Преимущества и недостатки метода:
Медик — эмпат, изучающий влияние длительных космических миссий на психику и использующий языковые модели для анализа. Инженер — прагматичный профессионал, который больше доверяет процессам обучения модели, чем людям. "Создай научно-фантастический рассказ, учитывая особенности обучения модели, объемом до 500 слов. Воспринимайте ответы ИИ как черновик или отправную точку для дальнейшей проверки. Модель встраивания анализирует соседние слова и общий смысл предложения, чтобы корректно интерпретировать значение. В результате предложения «Мы подошли к старому замку на вершине холма» и «Ключ не подходит к замку на двери» будут преобразованы в разные векторы, несмотря на одно и то же слово. Использование метода генерации данных на основе условных вероятностей делает процесс более реалистичным и эффективным. В отличие от простого выбора следующего токена (как в авто-регрессивных моделях), этот подход основывается на "знаниях" модели, полученных во время предобучения. Это позволяет получать более точные данные, сохраняя естественные корреляции и распределения. Поэтому главная особенность обучения языковых моделей — необходимость в особенно тщательной и тонкой настройке обучающей стратегии, чтобы избежать ошибок.
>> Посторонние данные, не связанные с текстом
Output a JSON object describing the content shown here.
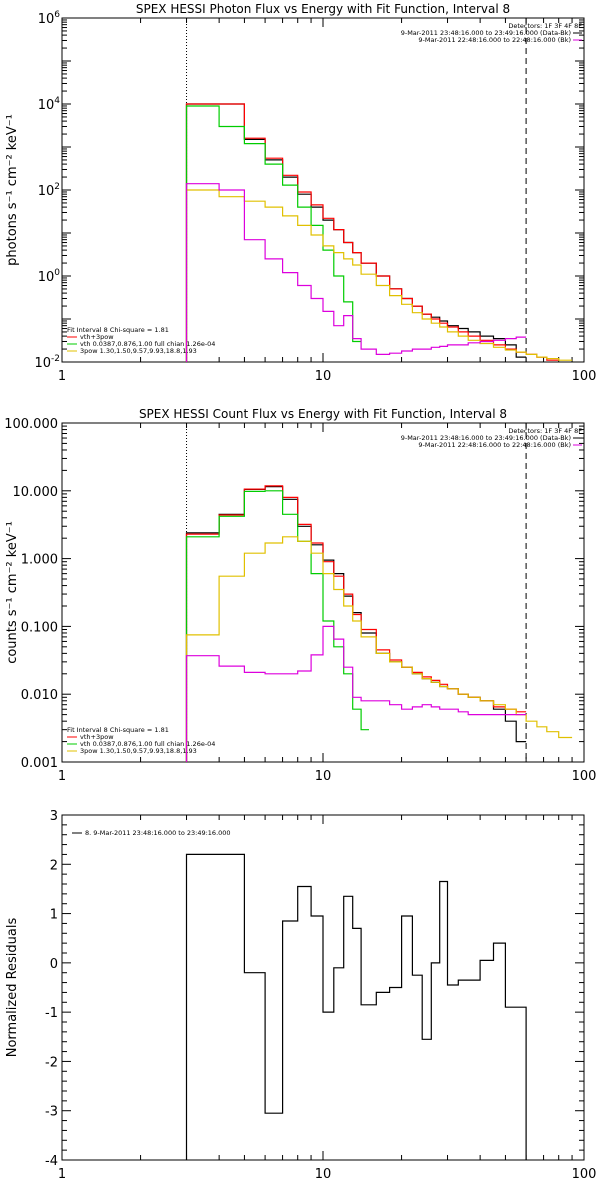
{
  "colors": {
    "black": "#000000",
    "red": "#ff0000",
    "green": "#00cc00",
    "magenta": "#dd00dd",
    "yellow": "#e0c000"
  },
  "chart_data": [
    {
      "id": "p1",
      "type": "line",
      "title": "SPEX HESSI Photon Flux vs Energy with Fit Function, Interval 8",
      "ylabel": "photons s⁻¹ cm⁻² keV⁻¹",
      "xscale": "log",
      "yscale": "log",
      "xlim": [
        1,
        100
      ],
      "ylim": [
        0.01,
        1000000
      ],
      "xticks": [
        {
          "v": 1,
          "label": "1"
        },
        {
          "v": 10,
          "label": "10"
        },
        {
          "v": 100,
          "label": "100"
        }
      ],
      "yticks": [
        {
          "v": 0.01,
          "label": "10",
          "sup": "-2"
        },
        {
          "v": 1,
          "label": "10",
          "sup": "0"
        },
        {
          "v": 100,
          "label": "10",
          "sup": "2"
        },
        {
          "v": 10000,
          "label": "10",
          "sup": "4"
        },
        {
          "v": 1000000,
          "label": "10",
          "sup": "6"
        }
      ],
      "vlines": [
        {
          "x": 3.0,
          "style": "dotted"
        },
        {
          "x": 60,
          "style": "dashed"
        }
      ],
      "legend_top": {
        "placement": "top-right",
        "header": "Detectors: 1F 3F 4F 8F",
        "items": [
          {
            "label": "9-Mar-2011 23:48:16.000 to 23:49:16.000 (Data-Bk)",
            "color": "black"
          },
          {
            "label": "9-Mar-2011 22:48:16.000 to 22:48:16.000 (Bk)",
            "color": "magenta"
          }
        ]
      },
      "legend_bottom": {
        "placement": "bottom-left",
        "header": "Fit Interval 8   Chi-square = 1.81",
        "items": [
          {
            "label": "vth+3pow",
            "color": "red"
          },
          {
            "label": "vth 0.0387,0.876,1.00  full chian 1.26e-04",
            "color": "green"
          },
          {
            "label": "3pow 1.30,1.50,9.57,9.93,18.8,1.93",
            "color": "yellow"
          }
        ]
      },
      "series": [
        {
          "color": "black",
          "edges": [
            3.0,
            4.0,
            5.0,
            6.0,
            7.0,
            8.0,
            9.0,
            10.0,
            11.0,
            12.0,
            13.0,
            14.0,
            16.0,
            18.0,
            20.0,
            22.0,
            24.0,
            26.0,
            28.0,
            30.0,
            33.0,
            36.0,
            40.0,
            45.0,
            50.0,
            55.0,
            60.0
          ],
          "values": [
            10000,
            10000,
            1500,
            500,
            200,
            80,
            40,
            20,
            12,
            6,
            3.5,
            2,
            1,
            0.5,
            0.3,
            0.2,
            0.13,
            0.11,
            0.09,
            0.07,
            0.06,
            0.05,
            0.04,
            0.035,
            0.025,
            0.013
          ]
        },
        {
          "color": "red",
          "edges": [
            3.0,
            4.0,
            5.0,
            6.0,
            7.0,
            8.0,
            9.0,
            10.0,
            11.0,
            12.0,
            13.0,
            14.0,
            16.0,
            18.0,
            20.0,
            22.0,
            24.0,
            26.0,
            28.0,
            30.0,
            33.0,
            36.0,
            40.0,
            45.0,
            50.0,
            55.0,
            60.0,
            66.0,
            72.0,
            80.0
          ],
          "values": [
            10000,
            10000,
            1600,
            550,
            220,
            90,
            45,
            22,
            12,
            6,
            3.5,
            2,
            1,
            0.5,
            0.3,
            0.2,
            0.13,
            0.1,
            0.08,
            0.065,
            0.05,
            0.04,
            0.032,
            0.025,
            0.02,
            0.017,
            0.015,
            0.013,
            0.011
          ]
        },
        {
          "color": "green",
          "edges": [
            3.0,
            4.0,
            5.0,
            6.0,
            7.0,
            8.0,
            9.0,
            10.0,
            11.0,
            12.0,
            13.0,
            14.0
          ],
          "values": [
            9000,
            3000,
            1200,
            400,
            130,
            40,
            15,
            4,
            1,
            0.25,
            0.03
          ]
        },
        {
          "color": "yellow",
          "edges": [
            3.0,
            4.0,
            5.0,
            6.0,
            7.0,
            8.0,
            9.0,
            10.0,
            11.0,
            12.0,
            13.0,
            14.0,
            16.0,
            18.0,
            20.0,
            22.0,
            24.0,
            26.0,
            28.0,
            30.0,
            33.0,
            36.0,
            40.0,
            45.0,
            50.0,
            55.0,
            60.0,
            66.0,
            72.0,
            80.0,
            90.0
          ],
          "values": [
            100,
            70,
            55,
            40,
            25,
            15,
            9,
            5,
            3.5,
            2.5,
            1.8,
            1.1,
            0.6,
            0.35,
            0.22,
            0.14,
            0.1,
            0.08,
            0.065,
            0.05,
            0.04,
            0.032,
            0.027,
            0.022,
            0.019,
            0.017,
            0.015,
            0.013,
            0.012,
            0.011
          ]
        },
        {
          "color": "magenta",
          "edges": [
            3.0,
            4.0,
            5.0,
            6.0,
            7.0,
            8.0,
            9.0,
            10.0,
            11.0,
            12.0,
            13.0,
            14.0,
            16.0,
            18.0,
            20.0,
            22.0,
            24.0,
            26.0,
            28.0,
            30.0,
            33.0,
            36.0,
            40.0,
            45.0,
            50.0,
            55.0,
            60.0
          ],
          "values": [
            140,
            100,
            7,
            2.5,
            1.2,
            0.6,
            0.3,
            0.15,
            0.07,
            0.12,
            0.035,
            0.02,
            0.015,
            0.016,
            0.018,
            0.02,
            0.02,
            0.022,
            0.023,
            0.025,
            0.025,
            0.028,
            0.03,
            0.032,
            0.035,
            0.038
          ]
        }
      ]
    },
    {
      "id": "p2",
      "type": "line",
      "title": "SPEX HESSI Count Flux vs Energy with Fit Function, Interval 8",
      "ylabel": "counts s⁻¹ cm⁻² keV⁻¹",
      "xscale": "log",
      "yscale": "log",
      "xlim": [
        1,
        100
      ],
      "ylim": [
        0.001,
        100
      ],
      "xticks": [
        {
          "v": 1,
          "label": "1"
        },
        {
          "v": 10,
          "label": "10"
        },
        {
          "v": 100,
          "label": "100"
        }
      ],
      "yticks": [
        {
          "v": 0.001,
          "label": "0.001"
        },
        {
          "v": 0.01,
          "label": "0.010"
        },
        {
          "v": 0.1,
          "label": "0.100"
        },
        {
          "v": 1,
          "label": "1.000"
        },
        {
          "v": 10,
          "label": "10.000"
        },
        {
          "v": 100,
          "label": "100.000"
        }
      ],
      "vlines": [
        {
          "x": 3.0,
          "style": "dotted"
        },
        {
          "x": 60,
          "style": "dashed"
        }
      ],
      "legend_top": {
        "placement": "top-right",
        "header": "Detectors: 1F 3F 4F 8F",
        "items": [
          {
            "label": "9-Mar-2011 23:48:16.000 to 23:49:16.000 (Data-Bk)",
            "color": "black"
          },
          {
            "label": "9-Mar-2011 22:48:16.000 to 22:48:16.000 (Bk)",
            "color": "magenta"
          }
        ]
      },
      "legend_bottom": {
        "placement": "bottom-left",
        "header": "Fit Interval 8   Chi-square = 1.81",
        "items": [
          {
            "label": "vth+3pow",
            "color": "red"
          },
          {
            "label": "vth 0.0387,0.876,1.00  full chian 1.26e-04",
            "color": "green"
          },
          {
            "label": "3pow 1.30,1.50,9.57,9.93,18.8,1.93",
            "color": "yellow"
          }
        ]
      },
      "series": [
        {
          "color": "black",
          "edges": [
            3.0,
            4.0,
            5.0,
            6.0,
            7.0,
            8.0,
            9.0,
            10.0,
            11.0,
            12.0,
            13.0,
            14.0,
            16.0,
            18.0,
            20.0,
            22.0,
            24.0,
            26.0,
            28.0,
            30.0,
            33.0,
            36.0,
            40.0,
            45.0,
            50.0,
            55.0,
            60.0
          ],
          "values": [
            2.4,
            4.5,
            10.5,
            11.5,
            7.5,
            3.0,
            1.6,
            0.95,
            0.6,
            0.28,
            0.16,
            0.08,
            0.04,
            0.03,
            0.025,
            0.02,
            0.017,
            0.015,
            0.013,
            0.012,
            0.01,
            0.009,
            0.008,
            0.006,
            0.004,
            0.002
          ]
        },
        {
          "color": "red",
          "edges": [
            3.0,
            4.0,
            5.0,
            6.0,
            7.0,
            8.0,
            9.0,
            10.0,
            11.0,
            12.0,
            13.0,
            14.0,
            16.0,
            18.0,
            20.0,
            22.0,
            24.0,
            26.0,
            28.0,
            30.0,
            33.0,
            36.0,
            40.0,
            45.0,
            50.0,
            55.0,
            60.0
          ],
          "values": [
            2.3,
            4.4,
            10.6,
            11.8,
            8.0,
            3.2,
            1.7,
            0.9,
            0.55,
            0.3,
            0.15,
            0.09,
            0.045,
            0.032,
            0.025,
            0.021,
            0.018,
            0.016,
            0.014,
            0.012,
            0.01,
            0.009,
            0.008,
            0.0065,
            0.006,
            0.0055
          ]
        },
        {
          "color": "green",
          "edges": [
            3.0,
            4.0,
            5.0,
            6.0,
            7.0,
            8.0,
            9.0,
            10.0,
            11.0,
            12.0,
            13.0,
            14.0,
            15.0
          ],
          "values": [
            2.1,
            4.2,
            9.8,
            10.0,
            4.5,
            1.8,
            0.6,
            0.12,
            0.05,
            0.02,
            0.006,
            0.003
          ]
        },
        {
          "color": "yellow",
          "edges": [
            3.0,
            4.0,
            5.0,
            6.0,
            7.0,
            8.0,
            9.0,
            10.0,
            11.0,
            12.0,
            13.0,
            14.0,
            16.0,
            18.0,
            20.0,
            22.0,
            24.0,
            26.0,
            28.0,
            30.0,
            33.0,
            36.0,
            40.0,
            45.0,
            50.0,
            55.0,
            60.0,
            66.0,
            72.0,
            80.0,
            90.0
          ],
          "values": [
            0.075,
            0.55,
            1.2,
            1.7,
            2.1,
            1.8,
            1.2,
            0.6,
            0.35,
            0.2,
            0.12,
            0.07,
            0.04,
            0.03,
            0.025,
            0.02,
            0.017,
            0.015,
            0.013,
            0.012,
            0.01,
            0.009,
            0.008,
            0.007,
            0.006,
            0.005,
            0.004,
            0.0033,
            0.0028,
            0.0023
          ]
        },
        {
          "color": "magenta",
          "edges": [
            3.0,
            4.0,
            5.0,
            6.0,
            7.0,
            8.0,
            9.0,
            10.0,
            11.0,
            12.0,
            13.0,
            14.0,
            16.0,
            18.0,
            20.0,
            22.0,
            24.0,
            26.0,
            28.0,
            30.0,
            33.0,
            36.0,
            40.0,
            45.0,
            50.0,
            55.0,
            60.0
          ],
          "values": [
            0.037,
            0.026,
            0.021,
            0.02,
            0.02,
            0.022,
            0.038,
            0.1,
            0.065,
            0.025,
            0.009,
            0.008,
            0.008,
            0.007,
            0.006,
            0.0065,
            0.007,
            0.0065,
            0.006,
            0.006,
            0.0055,
            0.005,
            0.005,
            0.005,
            0.005,
            0.005
          ]
        }
      ]
    },
    {
      "id": "p3",
      "type": "line",
      "title": "",
      "ylabel": "Normalized Residuals",
      "xscale": "log",
      "yscale": "linear",
      "xlim": [
        1,
        100
      ],
      "ylim": [
        -4,
        3
      ],
      "xticks": [
        {
          "v": 1,
          "label": "1"
        },
        {
          "v": 10,
          "label": "10"
        },
        {
          "v": 100,
          "label": "100"
        }
      ],
      "yticks": [
        {
          "v": -4,
          "label": "-4"
        },
        {
          "v": -3,
          "label": "-3"
        },
        {
          "v": -2,
          "label": "-2"
        },
        {
          "v": -1,
          "label": "-1"
        },
        {
          "v": 0,
          "label": "0"
        },
        {
          "v": 1,
          "label": "1"
        },
        {
          "v": 2,
          "label": "2"
        },
        {
          "v": 3,
          "label": "3"
        }
      ],
      "vlines": [],
      "legend_top": {
        "placement": "top-left",
        "header": "",
        "items": [
          {
            "label": "8. 9-Mar-2011 23:48:16.000 to 23:49:16.000",
            "color": "black"
          }
        ]
      },
      "series": [
        {
          "color": "black",
          "edges": [
            3.0,
            4.0,
            5.0,
            6.0,
            7.0,
            8.0,
            9.0,
            10.0,
            11.0,
            12.0,
            13.0,
            14.0,
            16.0,
            18.0,
            20.0,
            22.0,
            24.0,
            26.0,
            28.0,
            30.0,
            33.0,
            36.0,
            40.0,
            45.0,
            50.0,
            55.0,
            60.0
          ],
          "values": [
            2.2,
            2.2,
            -0.2,
            -3.05,
            0.85,
            1.55,
            0.95,
            -1.0,
            -0.1,
            1.35,
            0.7,
            -0.85,
            -0.6,
            -0.5,
            0.95,
            -0.25,
            -1.55,
            0.0,
            1.65,
            -0.45,
            -0.35,
            -0.35,
            0.05,
            0.4,
            -0.9,
            -0.9
          ],
          "drop_edges": true
        }
      ]
    }
  ]
}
Также покажем, как именно LLM генерируют ответы и как они могут применяться в реальных задачах. При тестировании различных способов генерации текста был выбран ChatGPT 4o, который показал отличные результаты в процессе обучения модели. В этой статье мы расскажем про обучение языковых моделей для получения максимально качественных ответов. На этом этапе модель улучшается через механизмы наград и штрафов. В основе этого процесса лежит отдельная reward-модель, которая оценивает качество ответов основной модели. Этот этап помогает превратить просто умную модель в модель‑ассистента. Обучение с подкреплением позволяет не просто выучить «определённое поведение», но максимизирует удовлетворение пользователя от общения с моделью.